A Unified Approach to Submodular Maximization Under Noise

We consider the problem of maximizing a submodular function with access to a noisy value oracle for the function instead of an exact value oracle. Similar to prior work [13, 16] , we assume that the noisy oracle is persistent in that multiple calls to the oracle for a specific set always return the same value. In this model, Hassidim and Singer [13] design a (1 -1/e)-approximation algorithm for monotone submodular maximization subject to a cardinality constraint and Huang et al. [16] design a (1 -1/e)/2-approximation algorithm for monotone submodular maximization subject to any arbitrary matroid constraint.
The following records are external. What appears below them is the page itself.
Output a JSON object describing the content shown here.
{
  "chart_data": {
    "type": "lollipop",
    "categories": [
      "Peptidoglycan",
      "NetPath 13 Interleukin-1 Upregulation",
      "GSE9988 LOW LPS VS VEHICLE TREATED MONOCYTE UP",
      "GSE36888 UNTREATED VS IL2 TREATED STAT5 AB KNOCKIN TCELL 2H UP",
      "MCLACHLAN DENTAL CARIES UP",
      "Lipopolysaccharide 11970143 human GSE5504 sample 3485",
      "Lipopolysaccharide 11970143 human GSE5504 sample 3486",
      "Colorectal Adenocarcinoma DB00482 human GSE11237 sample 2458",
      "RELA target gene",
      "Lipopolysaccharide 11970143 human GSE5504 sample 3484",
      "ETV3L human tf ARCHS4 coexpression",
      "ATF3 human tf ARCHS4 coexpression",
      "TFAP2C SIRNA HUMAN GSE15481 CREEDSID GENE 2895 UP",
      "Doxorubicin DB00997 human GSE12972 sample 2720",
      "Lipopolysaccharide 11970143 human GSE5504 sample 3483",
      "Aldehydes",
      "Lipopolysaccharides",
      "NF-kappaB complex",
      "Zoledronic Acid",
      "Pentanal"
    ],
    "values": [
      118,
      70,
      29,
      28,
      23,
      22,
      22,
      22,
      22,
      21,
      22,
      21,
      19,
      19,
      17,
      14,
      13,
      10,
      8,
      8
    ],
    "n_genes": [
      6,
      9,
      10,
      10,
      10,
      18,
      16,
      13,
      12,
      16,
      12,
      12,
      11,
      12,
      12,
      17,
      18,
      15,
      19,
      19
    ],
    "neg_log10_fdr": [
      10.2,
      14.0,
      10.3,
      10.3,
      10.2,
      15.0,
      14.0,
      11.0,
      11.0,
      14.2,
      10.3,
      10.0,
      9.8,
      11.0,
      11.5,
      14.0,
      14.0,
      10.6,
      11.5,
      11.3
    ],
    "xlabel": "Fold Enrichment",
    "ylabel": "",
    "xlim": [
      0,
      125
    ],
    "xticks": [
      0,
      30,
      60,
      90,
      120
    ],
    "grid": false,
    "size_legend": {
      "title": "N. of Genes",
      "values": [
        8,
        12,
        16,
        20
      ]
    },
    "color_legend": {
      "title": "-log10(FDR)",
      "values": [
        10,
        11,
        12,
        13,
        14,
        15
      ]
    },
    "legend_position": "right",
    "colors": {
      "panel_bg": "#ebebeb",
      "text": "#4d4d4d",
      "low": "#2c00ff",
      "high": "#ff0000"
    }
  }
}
In this paper, we design a meta-algorithm that allows us to take any "robust" algorithm for exact submodular maximization as a black box and transform it into an algorithm for the noisy setting while retaining the approximation guarantee. By using the meta-algorithm with the measured continuous greedy algorithm, we obtain a (1 -1/e)-approximation (resp. 1/e-approximation) for monotone (resp. non-monotone) submodular maximization subject to a matroid constraint under noise. Furthermore, by using the meta-algorithm with the double greedy algorithm, we obtain a 1/2-approximation for unconstrained (non-monotone) submodular maximization under noise.